Miss. Diva, that trollop that must’ve been hiding somewhere inside me all these years, saw the look in his eyes, the look that belied his words, and swooped in for the kill. “But I liked it. Why’d you make me stop?” Who are you? I’d never pouted so much in my life, and here I had done it twice in less than an hour.
I moved in; he moved back with that grin that made my insides quiver. No wonder she’s nuts for him; the guy is hot as all get out and when he grins like that, have mercy. “Lisa, baby, what in the world has gotten into you?” He grabbed my hands, putting a stop to my crawling fingers that were playing on his chest.
My ears were ringing; I have no idea why. And my body felt the way it does when I have a fever, but I didn’t feel ill; I felt… alive. Maybe it was delayed victory from the night’s progress, maybe it was just being near him, I don’t know, but something wild and untamed beat inside my chest, and then it hit me. The rational, clear-thinking part of me that herein laid one of the reasons I knew and was convinced that Cody was the one for me.
Anyone else, without exception, would take advantage of the situation. If he’d just been in it for a quick score, I’d just given him the perfect opportunity, but my Cody wasn’t like that. And now, as we stood looking at each other, so close only a breeze could get between us, that half-smile on his face and a questioning look in his eyes, I felt my heart melt and reform itself with him inside.
This is love! Odd, I thought there would be more fanfare than this, more of a rush and chaotic movement, but no, this moment was as peaceful and as enlightening as any I’ve ever known. I didn’t know that tears had gathered in my eyes until he wiped the corner of my eye with his thumb.
“Hey, baby, what’s wrong? I didn’t mean to reject….” That’s as far as he got before I wrapped my arms around him, burying my face in his chest. Not like the octopus I’d been just a few short seconds ago, this hug was calm and filled with warmth and tenderness. It was everything that I was feeling at the moment, and I couldn’t believe that the night had brought me this.
“Cody, I love you.” His body stiffened for a moment, sending panic rioting through me, but as worried as I was about his reaction, I had no urge to take those words back. Not that I could, because all the air had been sucked out of me, and I was barely standing while my heart ran away from its place in my chest.

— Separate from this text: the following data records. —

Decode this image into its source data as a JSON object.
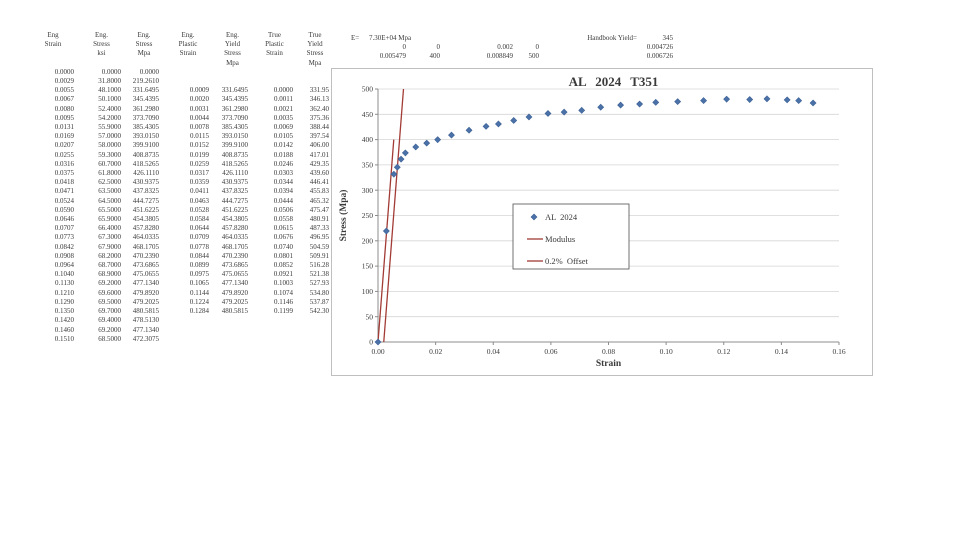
{
  "sheet": {
    "table": {
      "header_rows": [
        [
          "Eng",
          "Eng.",
          "Eng.",
          "Eng.",
          "Eng.",
          "True",
          "True"
        ],
        [
          "Strain",
          "Stress",
          "Stress",
          "Plastic",
          "Yield",
          "Plastic",
          "Yield"
        ],
        [
          "",
          "ksi",
          "Mpa",
          "Strain",
          "Stress",
          "Strain",
          "Stress"
        ],
        [
          "",
          "",
          "",
          "",
          "Mpa",
          "",
          "Mpa"
        ]
      ],
      "rows": [
        [
          "0.0000",
          "0.0000",
          "0.0000",
          "",
          "",
          "",
          ""
        ],
        [
          "0.0029",
          "31.8000",
          "219.2610",
          "",
          "",
          "",
          ""
        ],
        [
          "0.0055",
          "48.1000",
          "331.6495",
          "0.0009",
          "331.6495",
          "0.0000",
          "331.95"
        ],
        [
          "0.0067",
          "50.1000",
          "345.4395",
          "0.0020",
          "345.4395",
          "0.0011",
          "346.13"
        ],
        [
          "0.0080",
          "52.4000",
          "361.2980",
          "0.0031",
          "361.2980",
          "0.0021",
          "362.40"
        ],
        [
          "0.0095",
          "54.2000",
          "373.7090",
          "0.0044",
          "373.7090",
          "0.0035",
          "375.36"
        ],
        [
          "0.0131",
          "55.9000",
          "385.4305",
          "0.0078",
          "385.4305",
          "0.0069",
          "388.44"
        ],
        [
          "0.0169",
          "57.0000",
          "393.0150",
          "0.0115",
          "393.0150",
          "0.0105",
          "397.54"
        ],
        [
          "0.0207",
          "58.0000",
          "399.9100",
          "0.0152",
          "399.9100",
          "0.0142",
          "406.00"
        ],
        [
          "0.0255",
          "59.3000",
          "408.8735",
          "0.0199",
          "408.8735",
          "0.0188",
          "417.01"
        ],
        [
          "0.0316",
          "60.7000",
          "418.5265",
          "0.0259",
          "418.5265",
          "0.0246",
          "429.35"
        ],
        [
          "0.0375",
          "61.8000",
          "426.1110",
          "0.0317",
          "426.1110",
          "0.0303",
          "439.60"
        ],
        [
          "0.0418",
          "62.5000",
          "430.9375",
          "0.0359",
          "430.9375",
          "0.0344",
          "446.41"
        ],
        [
          "0.0471",
          "63.5000",
          "437.8325",
          "0.0411",
          "437.8325",
          "0.0394",
          "455.83"
        ],
        [
          "0.0524",
          "64.5000",
          "444.7275",
          "0.0463",
          "444.7275",
          "0.0444",
          "465.32"
        ],
        [
          "0.0590",
          "65.5000",
          "451.6225",
          "0.0528",
          "451.6225",
          "0.0506",
          "475.47"
        ],
        [
          "0.0646",
          "65.9000",
          "454.3805",
          "0.0584",
          "454.3805",
          "0.0558",
          "480.91"
        ],
        [
          "0.0707",
          "66.4000",
          "457.8280",
          "0.0644",
          "457.8280",
          "0.0615",
          "487.33"
        ],
        [
          "0.0773",
          "67.3000",
          "464.0335",
          "0.0709",
          "464.0335",
          "0.0676",
          "496.95"
        ],
        [
          "0.0842",
          "67.9000",
          "468.1705",
          "0.0778",
          "468.1705",
          "0.0740",
          "504.59"
        ],
        [
          "0.0908",
          "68.2000",
          "470.2390",
          "0.0844",
          "470.2390",
          "0.0801",
          "509.91"
        ],
        [
          "0.0964",
          "68.7000",
          "473.6865",
          "0.0899",
          "473.6865",
          "0.0852",
          "516.28"
        ],
        [
          "0.1040",
          "68.9000",
          "475.0655",
          "0.0975",
          "475.0655",
          "0.0921",
          "521.38"
        ],
        [
          "0.1130",
          "69.2000",
          "477.1340",
          "0.1065",
          "477.1340",
          "0.1003",
          "527.93"
        ],
        [
          "0.1210",
          "69.6000",
          "479.8920",
          "0.1144",
          "479.8920",
          "0.1074",
          "534.80"
        ],
        [
          "0.1290",
          "69.5000",
          "479.2025",
          "0.1224",
          "479.2025",
          "0.1146",
          "537.87"
        ],
        [
          "0.1350",
          "69.7000",
          "480.5815",
          "0.1284",
          "480.5815",
          "0.1199",
          "542.30"
        ],
        [
          "0.1420",
          "69.4000",
          "478.5130",
          "",
          "",
          "",
          ""
        ],
        [
          "0.1460",
          "69.2000",
          "477.1340",
          "",
          "",
          "",
          ""
        ],
        [
          "0.1510",
          "68.5000",
          "472.3075",
          "",
          "",
          "",
          ""
        ]
      ]
    },
    "constants": {
      "e_label": "E=",
      "e_value": "7.30E+04 Mpa",
      "handbook_label": "Handbook Yield=",
      "handbook_value": "345",
      "rows": [
        [
          "0",
          "0",
          "0.002",
          "0",
          "0.004726"
        ],
        [
          "0.005479",
          "400",
          "0.008849",
          "500",
          "0.006726"
        ]
      ]
    }
  },
  "chart_data": {
    "type": "scatter",
    "title": "AL 2024 T351",
    "xlabel": "Strain",
    "ylabel": "Stress (Mpa)",
    "xlim": [
      0,
      0.16
    ],
    "xtick_step": 0.02,
    "ylim": [
      0,
      500
    ],
    "ytick_step": 50,
    "grid": "horizontal",
    "legend_position": "center",
    "colors": {
      "marker_fill": "#4a72a8",
      "marker_edge": "#3d6195",
      "line_red": "#a23b35",
      "gridline": "#d6d6d6",
      "axis": "#8c8c8c"
    },
    "series": [
      {
        "name": "AL 2024",
        "kind": "scatter",
        "marker": "diamond",
        "x": [
          0.0,
          0.0029,
          0.0055,
          0.0067,
          0.008,
          0.0095,
          0.0131,
          0.0169,
          0.0207,
          0.0255,
          0.0316,
          0.0375,
          0.0418,
          0.0471,
          0.0524,
          0.059,
          0.0646,
          0.0707,
          0.0773,
          0.0842,
          0.0908,
          0.0964,
          0.104,
          0.113,
          0.121,
          0.129,
          0.135,
          0.142,
          0.146,
          0.151
        ],
        "y": [
          0,
          219.261,
          331.6495,
          345.4395,
          361.298,
          373.709,
          385.4305,
          393.015,
          399.91,
          408.8735,
          418.5265,
          426.111,
          430.9375,
          437.8325,
          444.7275,
          451.6225,
          454.3805,
          457.828,
          464.0335,
          468.1705,
          470.239,
          473.6865,
          475.0655,
          477.134,
          479.892,
          479.2025,
          480.5815,
          478.513,
          477.134,
          472.3075
        ]
      },
      {
        "name": "Modulus",
        "kind": "line",
        "x": [
          0,
          0.005479
        ],
        "y": [
          0,
          400
        ]
      },
      {
        "name": "0.2% Offset",
        "kind": "line",
        "x": [
          0.002,
          0.008849
        ],
        "y": [
          0,
          500
        ]
      }
    ]
  }
}
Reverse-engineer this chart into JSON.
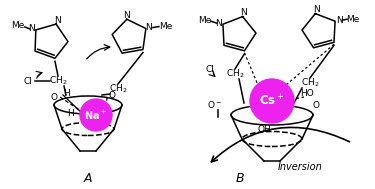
{
  "label_A": "A",
  "label_B": "B",
  "label_inversion": "Inversion",
  "ion_A_text": "Na+",
  "ion_B_text": "Cs+",
  "ion_color": "#EE22EE",
  "background": "#ffffff"
}
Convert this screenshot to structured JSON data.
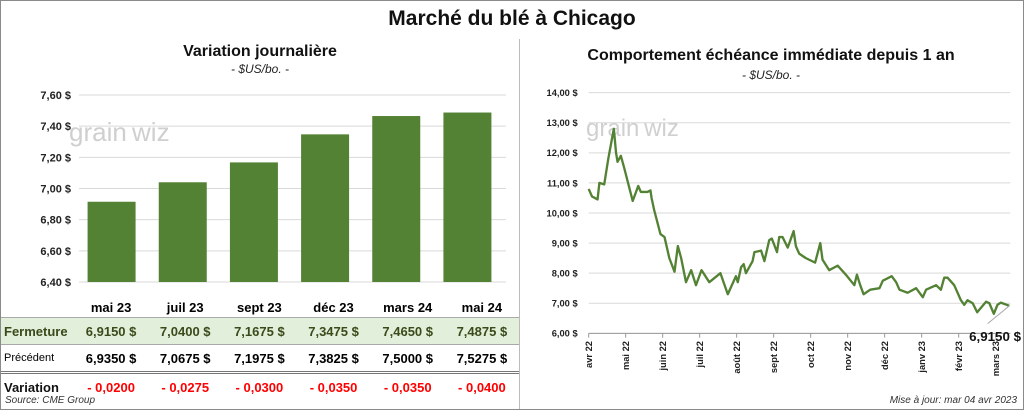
{
  "title": "Marché du blé à Chicago",
  "left": {
    "title": "Variation journalière",
    "unit": "- $US/bo. -"
  },
  "right": {
    "title": "Comportement  échéance immédiate depuis 1 an",
    "unit": "- $US/bo. -",
    "last_value_label": "6,9150 $"
  },
  "logo": "grainwiz",
  "table": {
    "rows": [
      {
        "label": "Fermeture",
        "values": [
          "6,9150  $",
          "7,0400  $",
          "7,1675  $",
          "7,3475  $",
          "7,4650  $",
          "7,4875  $"
        ]
      },
      {
        "label": "Précédent",
        "values": [
          "6,9350  $",
          "7,0675  $",
          "7,1975  $",
          "7,3825  $",
          "7,5000  $",
          "7,5275  $"
        ]
      },
      {
        "label": "Variation",
        "values": [
          "- 0,0200",
          "- 0,0275",
          "- 0,0300",
          "- 0,0350",
          "- 0,0350",
          "- 0,0400"
        ]
      }
    ]
  },
  "source": "Source: CME Group",
  "updated": "Mise à jour: mar 04 avr 2023",
  "colors": {
    "bar": "#548235",
    "line": "#548235",
    "negative": "#ff0000",
    "highlight_row": "#e2efda"
  },
  "chart_data": [
    {
      "type": "bar",
      "title": "Variation journalière",
      "categories": [
        "mai 23",
        "juil 23",
        "sept 23",
        "déc 23",
        "mars 24",
        "mai 24"
      ],
      "values": [
        6.915,
        7.04,
        7.1675,
        7.3475,
        7.465,
        7.4875
      ],
      "ylim": [
        6.4,
        7.6
      ],
      "yticks": [
        6.4,
        6.6,
        6.8,
        7.0,
        7.2,
        7.4,
        7.6
      ],
      "ytick_labels": [
        "6,40 $",
        "6,60 $",
        "6,80 $",
        "7,00 $",
        "7,20 $",
        "7,40 $",
        "7,60 $"
      ],
      "grid": true
    },
    {
      "type": "line",
      "title": "Comportement  échéance immédiate depuis 1 an",
      "xlabel_note": "months since avr 22",
      "xtick_labels": [
        "avr 22",
        "mai 22",
        "juin 22",
        "juil 22",
        "août 22",
        "sept 22",
        "oct 22",
        "nov 22",
        "déc 22",
        "janv 23",
        "févr 23",
        "mars 23"
      ],
      "xlim": [
        0,
        11.37
      ],
      "ylim": [
        6,
        14
      ],
      "yticks": [
        6,
        7,
        8,
        9,
        10,
        11,
        12,
        13,
        14
      ],
      "ytick_labels": [
        "6,00 $",
        "7,00 $",
        "8,00 $",
        "9,00 $",
        "10,00 $",
        "11,00 $",
        "12,00 $",
        "13,00 $",
        "14,00 $"
      ],
      "grid": true,
      "x": [
        0,
        0.09,
        0.24,
        0.29,
        0.42,
        0.53,
        0.68,
        0.74,
        0.78,
        0.87,
        0.96,
        1.19,
        1.34,
        1.41,
        1.59,
        1.67,
        1.7,
        1.77,
        1.94,
        2.05,
        2.18,
        2.32,
        2.41,
        2.5,
        2.63,
        2.77,
        2.9,
        3.05,
        3.26,
        3.56,
        3.76,
        3.98,
        4.03,
        4.12,
        4.19,
        4.25,
        4.43,
        4.48,
        4.66,
        4.75,
        4.88,
        4.95,
        5.09,
        5.15,
        5.24,
        5.38,
        5.54,
        5.6,
        5.69,
        5.87,
        6.12,
        6.26,
        6.32,
        6.5,
        6.73,
        6.95,
        7.18,
        7.25,
        7.34,
        7.43,
        7.61,
        7.86,
        7.95,
        8.19,
        8.31,
        8.4,
        8.62,
        8.85,
        9.03,
        9.12,
        9.39,
        9.52,
        9.61,
        9.7,
        9.88,
        10.06,
        10.15,
        10.24,
        10.38,
        10.5,
        10.74,
        10.83,
        10.95,
        11.05,
        11.14,
        11.37
      ],
      "y": [
        10.8,
        10.55,
        10.45,
        11.0,
        10.95,
        11.8,
        12.8,
        12.0,
        11.7,
        11.9,
        11.5,
        10.4,
        10.9,
        10.7,
        10.7,
        10.75,
        10.5,
        10.1,
        9.3,
        9.2,
        8.5,
        8.05,
        8.9,
        8.5,
        7.7,
        8.1,
        7.6,
        8.1,
        7.7,
        8.0,
        7.3,
        7.9,
        7.7,
        8.2,
        8.3,
        8.0,
        8.4,
        8.7,
        8.75,
        8.4,
        9.1,
        9.15,
        8.7,
        9.2,
        9.2,
        8.85,
        9.4,
        8.9,
        8.65,
        8.5,
        8.35,
        9.0,
        8.45,
        8.1,
        8.25,
        7.95,
        7.6,
        7.95,
        7.6,
        7.3,
        7.45,
        7.5,
        7.75,
        7.9,
        7.7,
        7.45,
        7.35,
        7.5,
        7.2,
        7.45,
        7.6,
        7.45,
        7.85,
        7.85,
        7.6,
        7.1,
        6.95,
        7.1,
        7.0,
        6.7,
        7.05,
        7.0,
        6.65,
        6.95,
        7.02,
        6.915
      ],
      "annotation": "6,9150 $"
    }
  ]
}
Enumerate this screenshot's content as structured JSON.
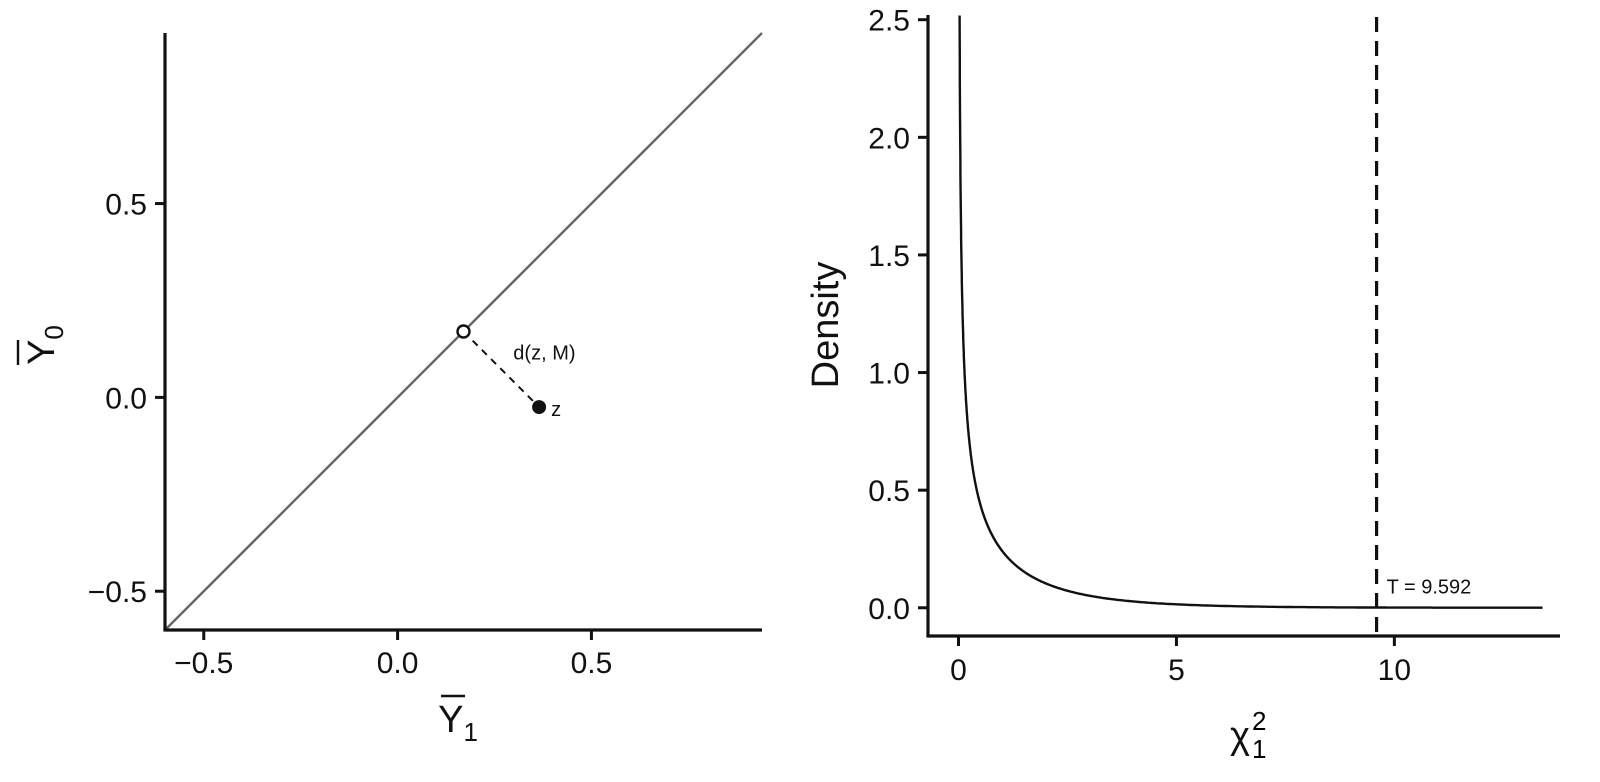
{
  "chart_data": [
    {
      "type": "scatter",
      "title": "",
      "xlabel": "Y",
      "xlabel_sub": "1",
      "ylabel": "Y",
      "ylabel_sub": "0",
      "xlim": [
        -0.6,
        0.94
      ],
      "ylim": [
        -0.6,
        0.94
      ],
      "xticks": [
        -0.5,
        0.0,
        0.5
      ],
      "yticks": [
        -0.5,
        0.0,
        0.5
      ],
      "xtick_labels": [
        "−0.5",
        "0.0",
        "0.5"
      ],
      "ytick_labels": [
        "−0.5",
        "0.0",
        "0.5"
      ],
      "grid": false,
      "reference_line": {
        "slope": 1,
        "intercept": 0,
        "color": "#666666"
      },
      "points": [
        {
          "label": "z",
          "x": 0.365,
          "y": -0.025,
          "fill": "filled"
        },
        {
          "label": "",
          "x": 0.17,
          "y": 0.17,
          "fill": "open"
        }
      ],
      "segment": {
        "from": [
          0.17,
          0.17
        ],
        "to": [
          0.365,
          -0.025
        ],
        "style": "dashed",
        "label": "d(z, M)"
      }
    },
    {
      "type": "line",
      "title": "",
      "xlabel": "χ",
      "xlabel_sup": "2",
      "xlabel_sub": "1",
      "ylabel": "Density",
      "xlim": [
        -0.7,
        13.8
      ],
      "ylim": [
        -0.12,
        2.52
      ],
      "xticks": [
        0,
        5,
        10
      ],
      "yticks": [
        0.0,
        0.5,
        1.0,
        1.5,
        2.0,
        2.5
      ],
      "xtick_labels": [
        "0",
        "5",
        "10"
      ],
      "ytick_labels": [
        "0.0",
        "0.5",
        "1.0",
        "1.5",
        "2.0",
        "2.5"
      ],
      "grid": false,
      "series": [
        {
          "distribution": "chi-squared, df = 1",
          "x_range": [
            0.0,
            13.4
          ]
        }
      ],
      "vline": {
        "x": 9.592,
        "style": "dashed",
        "label": "T = 9.592"
      }
    }
  ]
}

I was terrified of what came next until his arm tightened around me, and he lifted my chin with the other to look down into my eyes.
“I love you too!” Have you ever been in a friend circle when something good happened, and you all just jumped up and down with glee? Well, neither have I, but I’ve seen it on TV before, and that’s exactly what I felt like doing.
I wish the girls were here so I could share; I wanted to run outside and tell everyone we met. It was too soon, too new, too everything that the books say it shouldn’t be, and yet I knew. I knew in every sacred part of me that he was telling me the truth; how you might ask? Because I’d fallen for him too, so why not?
I forgot all about Susie; even my need to jump him had been tamed. The look in his eyes calmed me down. I still wanted to hug and kiss him to death, but the feeling had been tempered by the new mellow glow that had started in my tummy from his words. He looked at me for the longest time, not saying anything, as if he were reading something on my face.
“Lock the door behind me, baby. I’ll call you as soon as I reach the dorm to tuck you in, okay.” I nodded my head in answer and followed him to the door, wondering with each step how this had turned out to be the best night of my life. As soon as the door closed behind him, my knees gave out, and I slumped to the floor.
I was a mix of confusing emotions. Fear, excitement, joy, terror, they all had a place in my heart tonight. This was huge, at least for me, it was. This put all those things I’ve been feeling into perspective now that the words had been said between us, and there was no room for doubt. Cody Baxter is officially mine.